I love food. Who doesn't? I love everything (almost) from snails and caviar to a great cheeseburger and french fries (just not the industrial types). Yet as the Slow Food Nation wraps up in San Francisco, I worry about how a food culture that was supposed to celebrate and invite everyone, is becoming increasingly upscaled and out of reach of the people that need good, clean food yet may be able to least afford it. I have always felt that my first highest responsibility to people who have worked for me is to train them to take over my job some day. That is, raise them up, not shut them out. The same should be true of our food economy and culture. Slow Food, farmers markets, u-pick farms, Whole Foods, and co-ops should not be seen as elitist enterprises. But often through various marketing schemes, that's exactly how they look to those on the outside looking in. But neither should these same enterprises stop their marketing approach. They instead should continue to pave the way, ushering in new food devotees and supporting culinary equality.

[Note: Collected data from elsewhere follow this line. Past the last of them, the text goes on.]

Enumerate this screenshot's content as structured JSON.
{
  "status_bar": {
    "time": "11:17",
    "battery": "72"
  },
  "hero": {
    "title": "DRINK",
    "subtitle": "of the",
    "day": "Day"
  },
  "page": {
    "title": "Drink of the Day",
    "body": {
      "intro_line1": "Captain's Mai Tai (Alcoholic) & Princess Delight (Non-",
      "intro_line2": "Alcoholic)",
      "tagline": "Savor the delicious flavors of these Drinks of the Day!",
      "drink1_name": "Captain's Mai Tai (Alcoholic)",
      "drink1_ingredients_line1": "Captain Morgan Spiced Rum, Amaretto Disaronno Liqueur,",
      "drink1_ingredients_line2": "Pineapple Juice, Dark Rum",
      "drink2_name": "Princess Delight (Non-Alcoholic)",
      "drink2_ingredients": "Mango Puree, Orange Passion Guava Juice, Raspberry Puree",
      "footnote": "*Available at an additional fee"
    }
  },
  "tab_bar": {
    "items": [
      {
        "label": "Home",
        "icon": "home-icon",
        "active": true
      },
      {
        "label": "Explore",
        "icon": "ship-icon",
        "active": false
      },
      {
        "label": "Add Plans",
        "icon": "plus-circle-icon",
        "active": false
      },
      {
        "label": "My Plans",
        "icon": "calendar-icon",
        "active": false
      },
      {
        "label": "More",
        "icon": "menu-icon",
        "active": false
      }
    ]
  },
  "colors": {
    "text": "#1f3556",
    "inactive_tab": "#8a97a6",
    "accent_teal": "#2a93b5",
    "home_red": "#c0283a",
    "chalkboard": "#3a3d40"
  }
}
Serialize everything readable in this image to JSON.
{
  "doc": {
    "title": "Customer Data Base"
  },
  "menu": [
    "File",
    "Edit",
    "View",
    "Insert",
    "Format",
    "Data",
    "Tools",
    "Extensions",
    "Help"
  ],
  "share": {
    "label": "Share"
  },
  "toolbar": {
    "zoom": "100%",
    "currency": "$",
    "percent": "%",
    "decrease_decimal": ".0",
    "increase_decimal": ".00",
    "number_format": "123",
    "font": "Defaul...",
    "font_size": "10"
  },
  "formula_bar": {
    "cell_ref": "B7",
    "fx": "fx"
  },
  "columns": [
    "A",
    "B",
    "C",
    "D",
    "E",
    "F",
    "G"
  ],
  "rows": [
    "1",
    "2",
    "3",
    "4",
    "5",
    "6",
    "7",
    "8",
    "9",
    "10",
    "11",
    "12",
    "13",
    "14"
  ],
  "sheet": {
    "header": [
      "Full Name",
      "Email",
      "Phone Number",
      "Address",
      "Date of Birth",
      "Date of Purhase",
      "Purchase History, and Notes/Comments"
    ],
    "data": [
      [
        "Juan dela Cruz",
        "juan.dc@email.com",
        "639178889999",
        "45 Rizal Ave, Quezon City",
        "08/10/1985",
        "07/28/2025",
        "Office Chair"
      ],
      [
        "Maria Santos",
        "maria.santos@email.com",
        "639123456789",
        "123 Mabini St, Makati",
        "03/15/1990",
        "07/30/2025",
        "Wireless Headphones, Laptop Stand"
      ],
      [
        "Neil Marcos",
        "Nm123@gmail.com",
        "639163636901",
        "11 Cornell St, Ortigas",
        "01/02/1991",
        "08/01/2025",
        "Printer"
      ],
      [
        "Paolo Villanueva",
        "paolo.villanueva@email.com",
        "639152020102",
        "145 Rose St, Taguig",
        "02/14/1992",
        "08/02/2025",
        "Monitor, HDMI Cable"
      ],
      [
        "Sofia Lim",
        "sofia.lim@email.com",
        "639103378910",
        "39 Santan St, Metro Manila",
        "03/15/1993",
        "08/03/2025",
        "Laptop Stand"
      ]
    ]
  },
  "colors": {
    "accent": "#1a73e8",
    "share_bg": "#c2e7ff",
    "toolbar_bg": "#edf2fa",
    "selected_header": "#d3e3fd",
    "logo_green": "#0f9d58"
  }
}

One of the sad facts about how Americans generally approach food is that they expect it to be cheap. Americans spend less of their income--per capita--on food than practically any other nation on Earth. On the whole, we need to realize that in order to get better food, we need to spend our dollars differently and "invest" more in a food system that encourages small farms, and good, clean, safe food, rather than encourage one that comprises dollar menus and the destruction of the Earth's environment.
Not everyone will be able to shop at Whole Foods, Balducci's, or Dean and DeLuca. This blog isn't about economic equality per se, but rather about a cultural shift in what's really important to our quality of life and how we "invest" our income in the future of this country. But it is also about how the food providers make sure they encourage a shift in buying patterns by making sure the best in good clean food is available to their customers, instead of pandering to the lowest bidder and providing only the cheapest stuff (I hesitate to call it food) they can buy at the terminal markets on any given day. This approach doesn't encourage better eating or spending patterns, it is destructive to the Earth, and it perpetuates a system that has shown itself to be bad for the environment.
We need small farms that produce food that is not only good to eat, but good for you and the Earth. And the only way to grow that kind of system is make sure we have a system of culinary equality (producer driven) with a cultural shift in food values and where a household's food dollar goes (consumer driven).
Not everyone likes or even wants caviar. So if we could just start with making sure everyone has access to food that hasn't had the bejesus sprayed out of it, sucking all the nutritional value with it, that would be a good start. Know Your Food, Know Your Farmer, Know Your Roots! Put out the Welcome mat today!